Although the essential function of checkpoint kinase 1 (Chk1) in DNA damage response has been well established, the role of Chk1 in normal cell cycle progression is unclear. By using RNAi to specifically deplete Chk1, we determined loss-of-function phenotypes in HeLa cells. A vector-based RNAi approach showed that Chk1 is required for normal cell proliferation and survival, inasmuch as a dramatic cell-cycle arrest at G(2)/M phase and massive apoptosis were observed in Chk1-deficient cells. Coupling of siRNA with cell synchronization further revealed that Chk1 depletion leads to metaphase block, as indicated by various mitotic markers. Neither bipolar spindle formation nor centrosome functions were affected by Chk1 depletion; however, the depleted cells exhibited chromosome misalignment during metaphase, chromosome lagging during anaphase, and kinetochore defects within the regions of misaligned/lagging chromosomes. Moreover, we showed that Chk1 is a negative regulator of polo-like kinase 1 (Plk1), in either the absence or presence of DNA damage. Finally, Chk1 depletion leads to the activation of the spindle checkpoint because codepletion of spindle checkpoint proteins rescues the Chk1 depletion-induced mitotic arrest.

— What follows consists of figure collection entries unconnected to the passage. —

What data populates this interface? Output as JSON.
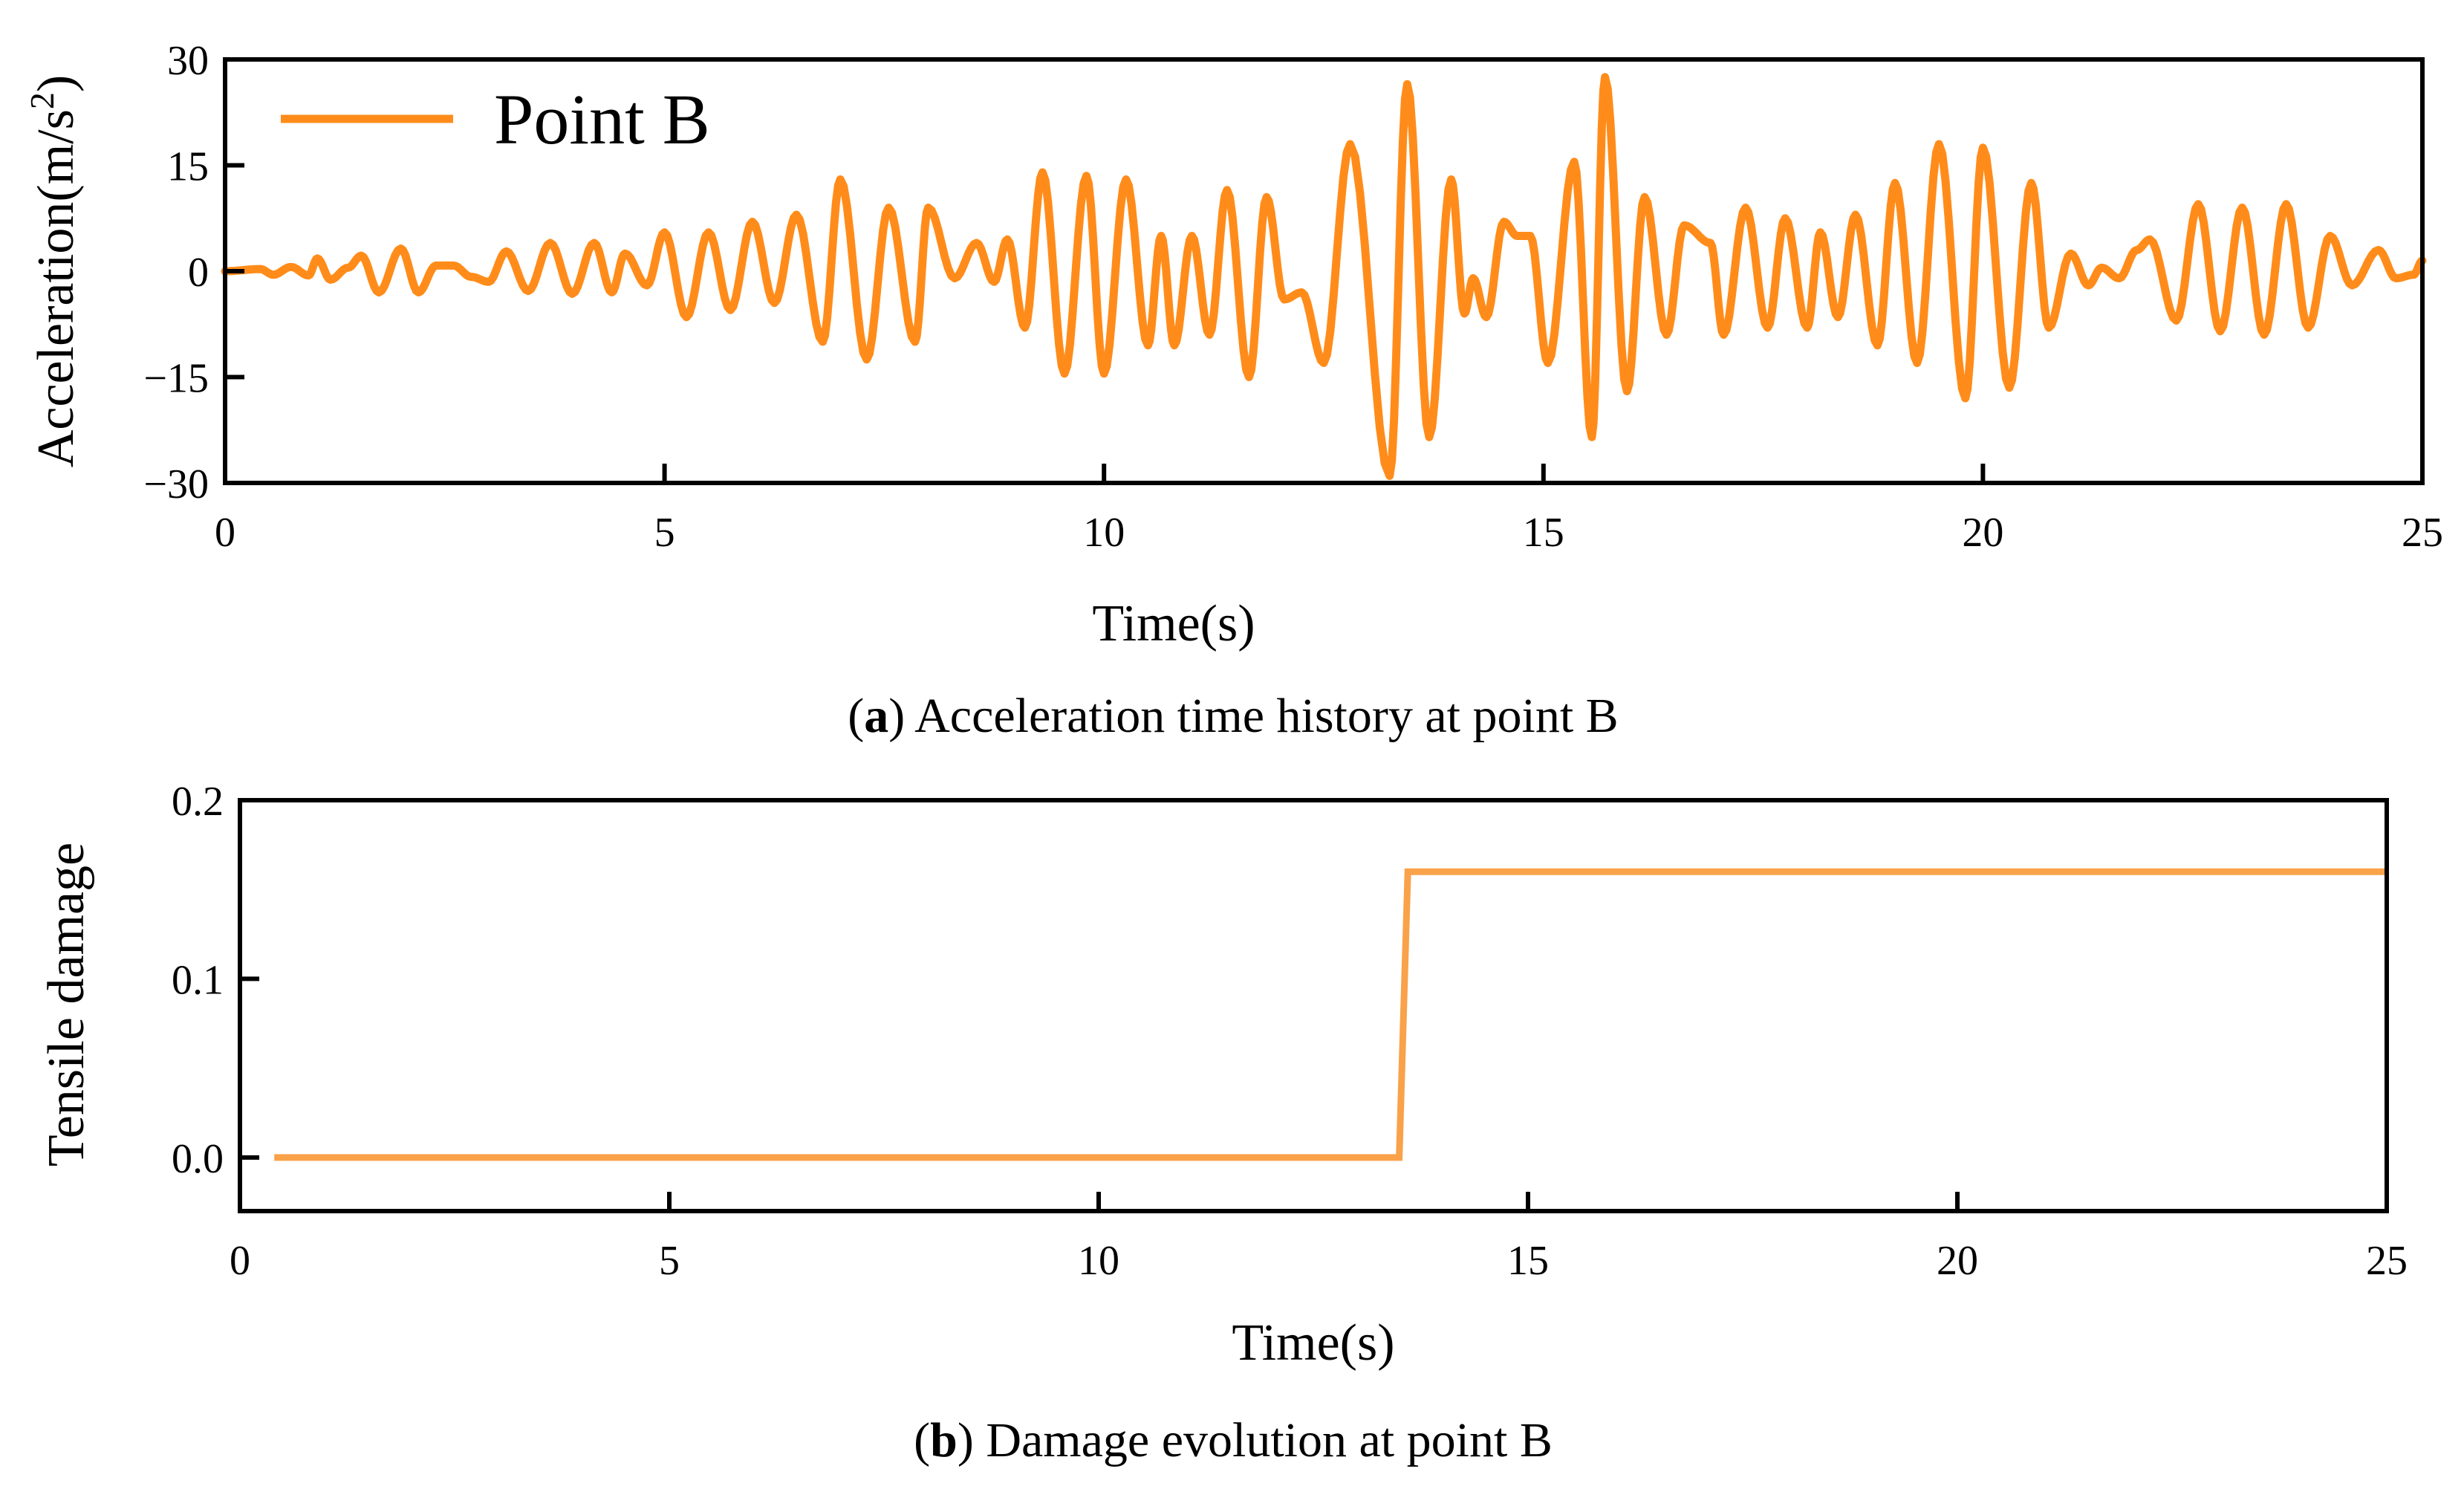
{
  "colors": {
    "accel_line": "#ff8c1a",
    "damage_line": "#f9a24a"
  },
  "chart_data": [
    {
      "type": "line",
      "panel_letter": "a",
      "caption": "Acceleration time history at point B",
      "xlabel": "Time(s)",
      "ylabel": "Acceleration(m/s",
      "ylabel_sup": "2",
      "ylabel_end": ")",
      "xlim": [
        0,
        25
      ],
      "ylim": [
        -30,
        30
      ],
      "xticks": [
        0,
        5,
        10,
        15,
        20,
        25
      ],
      "xtick_labels": [
        "0",
        "5",
        "10",
        "15",
        "20",
        "25"
      ],
      "yticks": [
        -30,
        -15,
        0,
        15,
        30
      ],
      "ytick_labels": [
        "−30",
        "−15",
        "0",
        "15",
        "30"
      ],
      "grid": false,
      "legend": {
        "placement": "top-left",
        "entries": [
          "Point B"
        ]
      },
      "series": [
        {
          "name": "Point B",
          "peaks": [
            [
              0.0,
              0.0
            ],
            [
              0.4,
              0.3
            ],
            [
              0.55,
              -0.5
            ],
            [
              0.75,
              0.6
            ],
            [
              0.95,
              -0.6
            ],
            [
              1.05,
              1.8
            ],
            [
              1.2,
              -1.2
            ],
            [
              1.4,
              0.5
            ],
            [
              1.55,
              2.2
            ],
            [
              1.75,
              -3.0
            ],
            [
              2.0,
              3.2
            ],
            [
              2.2,
              -3.0
            ],
            [
              2.4,
              0.8
            ],
            [
              2.6,
              0.8
            ],
            [
              2.8,
              -0.8
            ],
            [
              3.0,
              -1.5
            ],
            [
              3.2,
              2.8
            ],
            [
              3.45,
              -2.8
            ],
            [
              3.7,
              4.0
            ],
            [
              3.95,
              -3.2
            ],
            [
              4.2,
              4.0
            ],
            [
              4.4,
              -3.0
            ],
            [
              4.55,
              2.5
            ],
            [
              4.8,
              -2.0
            ],
            [
              5.0,
              5.5
            ],
            [
              5.25,
              -6.5
            ],
            [
              5.5,
              5.5
            ],
            [
              5.75,
              -5.5
            ],
            [
              6.0,
              7.0
            ],
            [
              6.25,
              -4.5
            ],
            [
              6.5,
              8.0
            ],
            [
              6.8,
              -10.0
            ],
            [
              7.0,
              13.0
            ],
            [
              7.3,
              -12.5
            ],
            [
              7.55,
              9.0
            ],
            [
              7.85,
              -10.0
            ],
            [
              8.0,
              9.0
            ],
            [
              8.3,
              -1.0
            ],
            [
              8.55,
              4.0
            ],
            [
              8.75,
              -1.5
            ],
            [
              8.9,
              4.5
            ],
            [
              9.1,
              -8.0
            ],
            [
              9.3,
              14.0
            ],
            [
              9.55,
              -14.5
            ],
            [
              9.8,
              13.5
            ],
            [
              10.0,
              -14.5
            ],
            [
              10.25,
              13.0
            ],
            [
              10.5,
              -10.5
            ],
            [
              10.65,
              5.0
            ],
            [
              10.8,
              -10.5
            ],
            [
              11.0,
              5.0
            ],
            [
              11.2,
              -9.0
            ],
            [
              11.4,
              11.5
            ],
            [
              11.65,
              -15.0
            ],
            [
              11.85,
              10.5
            ],
            [
              12.05,
              -4.0
            ],
            [
              12.25,
              -3.0
            ],
            [
              12.5,
              -13.0
            ],
            [
              12.8,
              18.0
            ],
            [
              13.25,
              -29.0
            ],
            [
              13.45,
              26.5
            ],
            [
              13.7,
              -23.5
            ],
            [
              13.95,
              13.0
            ],
            [
              14.1,
              -6.0
            ],
            [
              14.2,
              -1.0
            ],
            [
              14.35,
              -6.5
            ],
            [
              14.55,
              7.0
            ],
            [
              14.7,
              5.0
            ],
            [
              14.85,
              5.0
            ],
            [
              15.05,
              -13.0
            ],
            [
              15.35,
              15.5
            ],
            [
              15.55,
              -23.5
            ],
            [
              15.7,
              27.5
            ],
            [
              15.95,
              -17.0
            ],
            [
              16.15,
              10.5
            ],
            [
              16.4,
              -9.0
            ],
            [
              16.6,
              6.5
            ],
            [
              16.9,
              4.0
            ],
            [
              17.05,
              -9.0
            ],
            [
              17.3,
              9.0
            ],
            [
              17.55,
              -8.0
            ],
            [
              17.75,
              7.5
            ],
            [
              18.0,
              -8.0
            ],
            [
              18.15,
              5.5
            ],
            [
              18.35,
              -6.5
            ],
            [
              18.55,
              8.0
            ],
            [
              18.8,
              -10.5
            ],
            [
              19.0,
              12.5
            ],
            [
              19.25,
              -13.0
            ],
            [
              19.5,
              18.0
            ],
            [
              19.8,
              -18.0
            ],
            [
              20.0,
              17.5
            ],
            [
              20.3,
              -16.5
            ],
            [
              20.55,
              12.5
            ],
            [
              20.75,
              -8.0
            ],
            [
              21.0,
              2.5
            ],
            [
              21.2,
              -2.0
            ],
            [
              21.35,
              0.5
            ],
            [
              21.55,
              -1.0
            ],
            [
              21.75,
              3.0
            ],
            [
              21.9,
              4.5
            ],
            [
              22.2,
              -7.0
            ],
            [
              22.45,
              9.5
            ],
            [
              22.7,
              -8.5
            ],
            [
              22.95,
              9.0
            ],
            [
              23.2,
              -9.0
            ],
            [
              23.45,
              9.5
            ],
            [
              23.7,
              -8.0
            ],
            [
              23.95,
              5.0
            ],
            [
              24.2,
              -2.0
            ],
            [
              24.5,
              3.0
            ],
            [
              24.7,
              -1.0
            ],
            [
              24.9,
              -0.5
            ],
            [
              25.0,
              1.5
            ]
          ]
        }
      ]
    },
    {
      "type": "line",
      "panel_letter": "b",
      "caption": "Damage evolution at point B",
      "xlabel": "Time(s)",
      "ylabel": "Tensile damage",
      "xlim": [
        0,
        25
      ],
      "ylim": [
        -0.03,
        0.2
      ],
      "xticks": [
        0,
        5,
        10,
        15,
        20,
        25
      ],
      "xtick_labels": [
        "0",
        "5",
        "10",
        "15",
        "20",
        "25"
      ],
      "yticks": [
        0.0,
        0.1,
        0.2
      ],
      "ytick_labels": [
        "0.0",
        "0.1",
        "0.2"
      ],
      "grid": false,
      "series": [
        {
          "points": [
            [
              0.4,
              0.0
            ],
            [
              13.5,
              0.0
            ],
            [
              13.6,
              0.16
            ],
            [
              25.0,
              0.16
            ]
          ]
        }
      ]
    }
  ]
}
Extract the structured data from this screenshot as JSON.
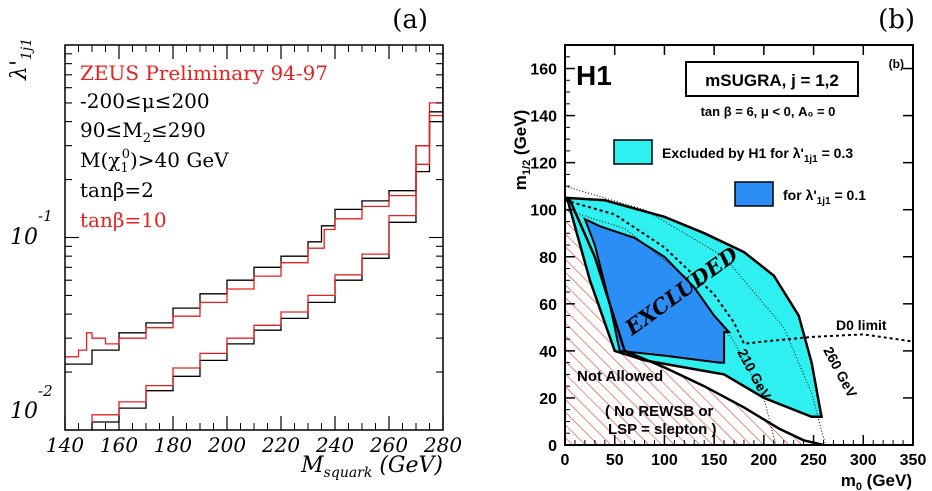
{
  "chart_data": [
    {
      "type": "line",
      "panel_label": "(a)",
      "xlabel_main": "M",
      "xlabel_sub": "squark",
      "xlabel_unit": " (GeV)",
      "ylabel_main": "λ'",
      "ylabel_sub": "1j1",
      "xlim": [
        140,
        280
      ],
      "ylim": [
        0.01,
        1
      ],
      "yscale": "log",
      "x_ticks": [
        "140",
        "160",
        "180",
        "200",
        "220",
        "240",
        "260",
        "280"
      ],
      "y_tick_labels": [
        {
          "base": "10",
          "exp": "-1",
          "value": 0.1
        },
        {
          "base": "10",
          "exp": "-2",
          "value": 0.01
        }
      ],
      "legend": [
        {
          "text": "ZEUS Preliminary 94-97",
          "color": "#e8201e"
        },
        {
          "text": "-200≤μ≤200",
          "color": "#000000"
        },
        {
          "text_main": "90≤M",
          "text_sub": "2",
          "text_tail": "≤290",
          "color": "#000000"
        },
        {
          "text_main": "M(χ",
          "text_sub": "1",
          "text_sup": "0",
          "text_tail": ")>40 GeV",
          "color": "#000000"
        },
        {
          "text": "tanβ=2",
          "color": "#000000"
        },
        {
          "text": "tanβ=10",
          "color": "#e8201e"
        }
      ],
      "series": [
        {
          "name": "tanβ=2",
          "color": "#000000",
          "band": "upper",
          "x": [
            140,
            150,
            160,
            170,
            180,
            190,
            200,
            210,
            220,
            230,
            235,
            240,
            250,
            260,
            270,
            275,
            280
          ],
          "y": [
            0.022,
            0.026,
            0.032,
            0.036,
            0.043,
            0.051,
            0.06,
            0.07,
            0.08,
            0.095,
            0.115,
            0.14,
            0.155,
            0.175,
            0.3,
            0.45,
            0.8
          ]
        },
        {
          "name": "tanβ=2",
          "color": "#000000",
          "band": "lower",
          "x": [
            140,
            150,
            160,
            170,
            180,
            190,
            200,
            210,
            220,
            230,
            240,
            250,
            260,
            270,
            275,
            280
          ],
          "y": [
            0.0085,
            0.011,
            0.013,
            0.016,
            0.019,
            0.023,
            0.028,
            0.033,
            0.038,
            0.046,
            0.06,
            0.078,
            0.12,
            0.22,
            0.4,
            0.75
          ]
        },
        {
          "name": "tanβ=10",
          "color": "#e8201e",
          "band": "upper",
          "x": [
            140,
            145,
            148,
            150,
            155,
            160,
            170,
            180,
            190,
            200,
            210,
            220,
            230,
            236,
            240,
            250,
            260,
            270,
            275,
            280
          ],
          "y": [
            0.024,
            0.026,
            0.032,
            0.03,
            0.028,
            0.03,
            0.034,
            0.039,
            0.046,
            0.054,
            0.063,
            0.074,
            0.088,
            0.11,
            0.125,
            0.145,
            0.165,
            0.3,
            0.5,
            0.85
          ]
        },
        {
          "name": "tanβ=10",
          "color": "#e8201e",
          "band": "lower",
          "x": [
            140,
            150,
            160,
            170,
            180,
            190,
            200,
            210,
            220,
            230,
            240,
            250,
            260,
            270,
            275,
            280
          ],
          "y": [
            0.0095,
            0.012,
            0.014,
            0.017,
            0.021,
            0.025,
            0.03,
            0.035,
            0.041,
            0.05,
            0.064,
            0.082,
            0.13,
            0.24,
            0.43,
            0.8
          ]
        }
      ]
    },
    {
      "type": "area",
      "panel_label": "(b)",
      "panel_label_inner": "(b)",
      "logo": "H1",
      "title": "mSUGRA, j = 1,2",
      "subtitle": "tan β = 6, μ < 0, A₀ = 0",
      "xlabel_main": "m",
      "xlabel_sub": "0",
      "xlabel_unit": " (GeV)",
      "ylabel_main": "m",
      "ylabel_sub": "1/2",
      "ylabel_unit": " (GeV)",
      "xlim": [
        0,
        350
      ],
      "ylim": [
        0,
        170
      ],
      "x_ticks": [
        "0",
        "50",
        "100",
        "150",
        "200",
        "250",
        "300",
        "350"
      ],
      "y_ticks": [
        "0",
        "20",
        "40",
        "60",
        "80",
        "100",
        "120",
        "140",
        "160"
      ],
      "legend": [
        {
          "text_main": "Excluded by H1 for λ'",
          "text_sub": "1j1",
          "text_tail": " = 0.3",
          "color": "#2ff0f0"
        },
        {
          "text_main": "for λ'",
          "text_sub": "1j1",
          "text_tail": " = 0.1",
          "color": "#2a8ef5"
        }
      ],
      "annotations": {
        "excluded": "EXCLUDED",
        "not_allowed": "Not Allowed",
        "no_rewsb_1": "( No REWSB or",
        "no_rewsb_2": "LSP = slepton )",
        "d0": "D0 limit",
        "c210": "210 GeV",
        "c260": "260 GeV"
      },
      "regions": {
        "not_allowed_boundary": {
          "x": [
            0,
            5,
            30,
            60,
            100,
            140,
            180,
            215,
            240,
            260
          ],
          "y": [
            105,
            104,
            80,
            40,
            33,
            25,
            16,
            7,
            2,
            0
          ]
        },
        "excluded_03": {
          "x": [
            2,
            40,
            100,
            140,
            180,
            210,
            235,
            248,
            258,
            248,
            200,
            160,
            120,
            80,
            50,
            25,
            2
          ],
          "y": [
            105,
            104,
            97,
            90,
            82,
            72,
            55,
            35,
            12,
            12,
            20,
            30,
            33,
            36,
            40,
            70,
            105
          ]
        },
        "excluded_01": {
          "x": [
            20,
            35,
            70,
            100,
            130,
            150,
            165,
            160,
            160,
            155,
            100,
            55,
            45,
            30,
            20
          ],
          "y": [
            96,
            93,
            88,
            80,
            67,
            55,
            48,
            48,
            35,
            35,
            38,
            40,
            60,
            85,
            96
          ]
        },
        "d0_limit": {
          "x": [
            0,
            50,
            100,
            150,
            170,
            180,
            200,
            250,
            300,
            350
          ],
          "y": [
            104,
            98,
            84,
            64,
            52,
            43,
            44,
            46,
            47,
            44
          ]
        },
        "contour_210": {
          "x": [
            0,
            60,
            120,
            170,
            200,
            212
          ],
          "y": [
            100,
            92,
            72,
            44,
            20,
            0
          ]
        },
        "contour_260": {
          "x": [
            0,
            80,
            160,
            220,
            248,
            262
          ],
          "y": [
            110,
            100,
            80,
            50,
            22,
            0
          ]
        }
      }
    }
  ]
}
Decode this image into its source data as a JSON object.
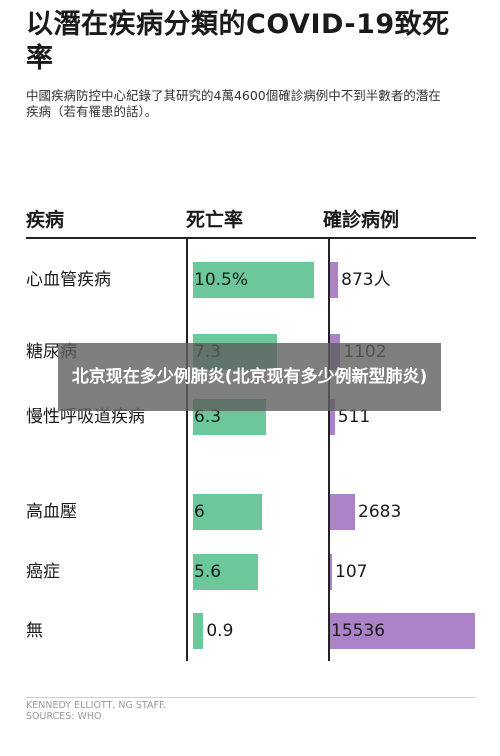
{
  "chart_data": {
    "type": "bar",
    "title": "以潛在疾病分類的COVID-19致死率",
    "subtitle": "中國疾病防控中心紀錄了其研究的4萬4600個確診病例中不到半數者的潛在疾病（若有罹患的話）。",
    "column_headers": {
      "category": "疾病",
      "fatality": "死亡率",
      "cases": "確診病例"
    },
    "categories": [
      "心血管疾病",
      "糖尿病",
      "慢性呼吸道疾病",
      "高血壓",
      "癌症",
      "無"
    ],
    "series": [
      {
        "key": "fatality",
        "values": [
          10.5,
          7.3,
          6.3,
          6,
          5.6,
          0.9
        ],
        "labels": [
          "10.5%",
          "7.3",
          "6.3",
          "6",
          "5.6",
          "0.9"
        ],
        "color": "#6cc79b"
      },
      {
        "key": "cases",
        "values": [
          873,
          1102,
          511,
          2683,
          107,
          15536
        ],
        "labels": [
          "873人",
          "1102",
          "511",
          "2683",
          "107",
          "15536"
        ],
        "color": "#ab82c8"
      }
    ],
    "grid": false
  },
  "footer": {
    "credit": "KENNEDY ELLIOTT, NG STAFF.",
    "sources": "SOURCES: WHO"
  },
  "overlay": {
    "text": "北京现在多少例肺炎(北京现有多少例新型肺炎)"
  }
}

尽管关卡激酶1(Chk1)在DNA损伤应答中的基本功能已得到充分证实,但其在正常细胞周期进程中的作用尚不清楚。通过使用RNA干扰技术特异性地敲低Chk1,我们确定了HeLa细胞中的功能缺失表型。基于载体的RNA干扰方法表明,Chk1是正常细胞增殖和存活所必需的,因为在Chk1缺陷细胞中观察到了显著的G(2)/M期细胞周期阻滞和大量细胞凋亡。将小干扰RNA(siRNA)与细胞同步化相结合进一步表明,Chk1的敲低导致中期阻滞,各种有丝分裂标记物表明了这一点。Chk1的敲低既不影响双极纺锤体的形成,也不影响中心体功能;然而,敲低后的细胞在中期表现出染色体排列紊乱,在后期表现出染色体滞后,并且在排列紊乱/滞后染色体区域内存在动粒缺陷。此外,我们表明,无论是否存在DNA损伤,Chk1都是polo样激酶1(Plk1)的负调节因子。最后,Chk1的敲低导致纺锤体检查点的激活,因为纺锤体检查点蛋白的共敲低可挽救Chk1敲低诱导的有丝分裂阻滞。